Monday, October 1, 2007 - 1:14 PM
  teinture

For the last four years or so, I've had the habit of coloring my hair a little darker during the fall and winter months and lightening it during the summer. I don't know exactly why I feel the desire to do this; I think it has something to do with wanting it to be in synch with my surroundings. I feel odd having highlights when it starts to get gray and barren outside, and I feel odd having black hair when it starts to get sunny and lovely. Last week when the weather was so miserable I started thinking it was about time to darken it again, except I've sort of tired of this whole routine and don't want to dye it again any time soon after this, so instead of just dying it black I wanted to just have it all be my natural color, so as it grows out I can just leave it alone.

The trouble with this decision is it requires me paying someone else to do it instead of doing it myself, something I try to avoid when it comes to haircare. I concede that it's worth it to get a professional to color your hair sometimes, except when I've dyed it black I felt like it wasn't too complicated. And after three years of successful self-haircuts, I got it professionally cut for my birthday last year, a move that ended in tears and me sending a text message to a few people (because that's how you deal with this kind of tragic event) lamenting that "I just got the worst haircut of my entire life."* To which my brother helpfully responded, "haha u should have cut it urself." Gee, thanks.
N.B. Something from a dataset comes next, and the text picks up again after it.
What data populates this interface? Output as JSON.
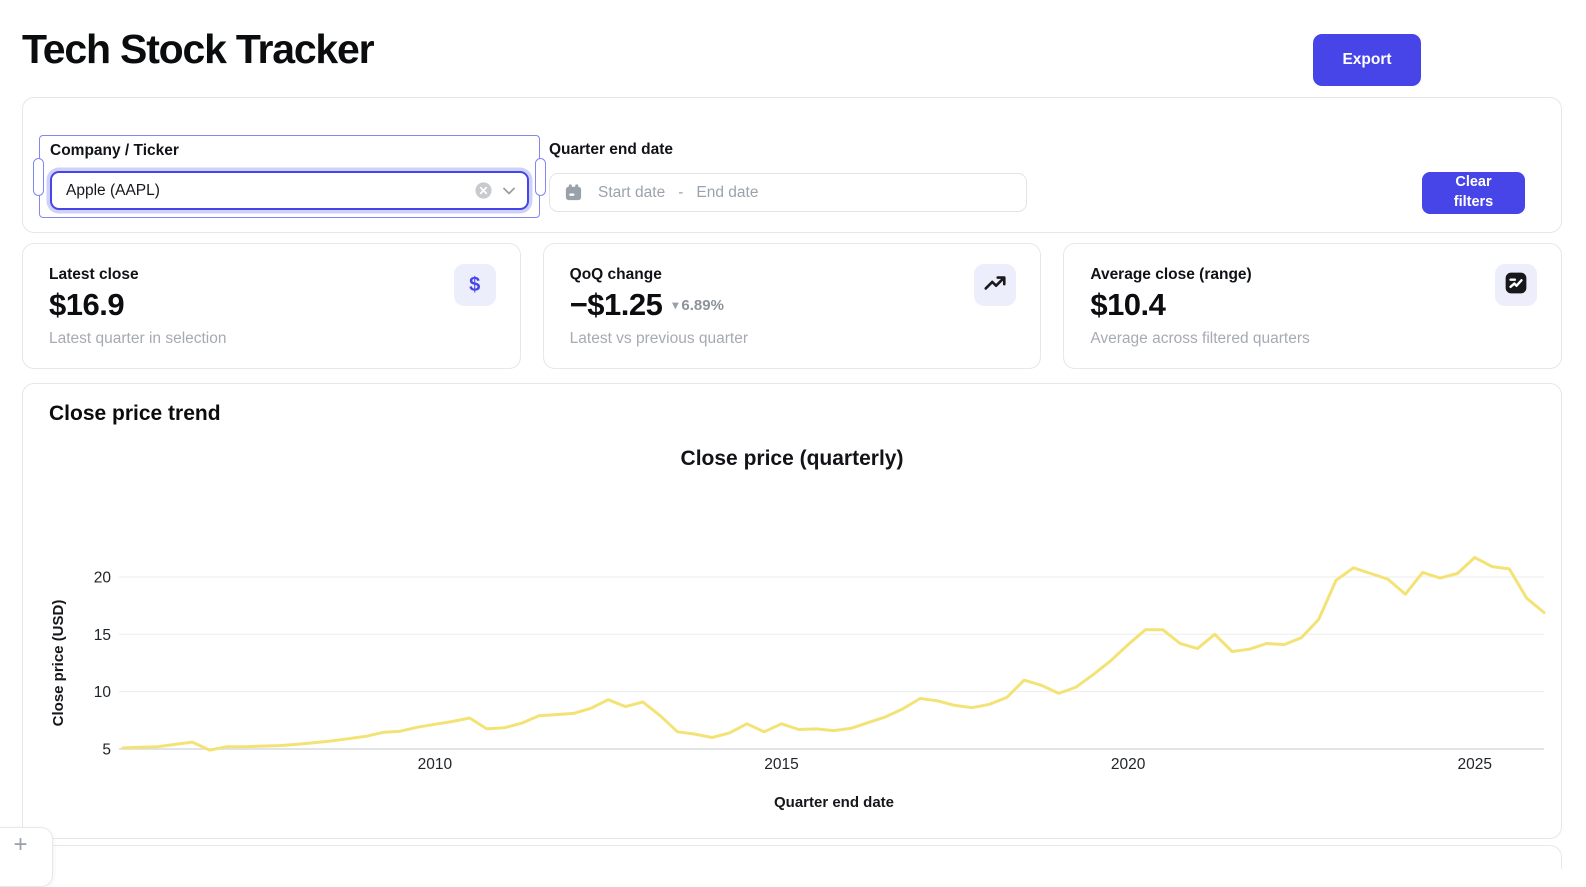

Anyway. Now it's now, and here I am needing a professional colorist to do the job so he or she can match my natural color. Complicating this is the fact that I am in an unfamiliar city, which also has to be incredibly expensive, and I am philosophically opposed to paying a lot of money for this in addition to being, you know, a poor college student making her way in the cold cruel world. Good thing the internet has never let me down! I learned that the Jean Louis David salon would give me a haircut or a dye job for 5 euros, with the caveat that it would be a trainee doing the work under the watchful eye of his superiors. Color me cheap. I went to the salon and made an appointment, and was suitably impressed by how silly-expensive it looked that I was pretty sure my hair wouldn't end up blue. The lobby was all white-- white floors, white walls, white counter-- and at the counter were two tall women dressed entirely in black. One was busy talking into a headset, but the other politely told me that I would have to meet the colorist before I could make an appointment, and directed me up a staircase behind her, which was nearly invisible, being also entirely white, and was adorned with mirrors of a quantity and size that rather perturbed me. A very attractive gentleman and his very attractive companion appeared, and the woman pointed them in my direction. I told him that I wanted my hair dyed, NOT cut, and that I just wanted my natural color. He nodded vaguely as I spoke. "Tournez." I dutifully did a small turn. He looked over my hair, touched it, lifted it. I tried not to laugh. "C'est bon," he said approvingly, then nodded at the woman and walked away. So, I was allowed to make an appointment.

Fast forward a few days, and I got a very good (and very cheap) shampoo and dye job, to which I added some scissor-work of my own, and I'm happy with the results. So, the adage that you get what you pay for is not always (although, often) true.

Here's an inside look at Jean Louis David, starting with this intimidating staircase:



Flurry of activity!



The redhead is my colorist, having a pow-wow with her instructor:



*This is really saying something because when I was 7 my mom totally botched cutting my bangs, and they stood straight up for a couple of weeks.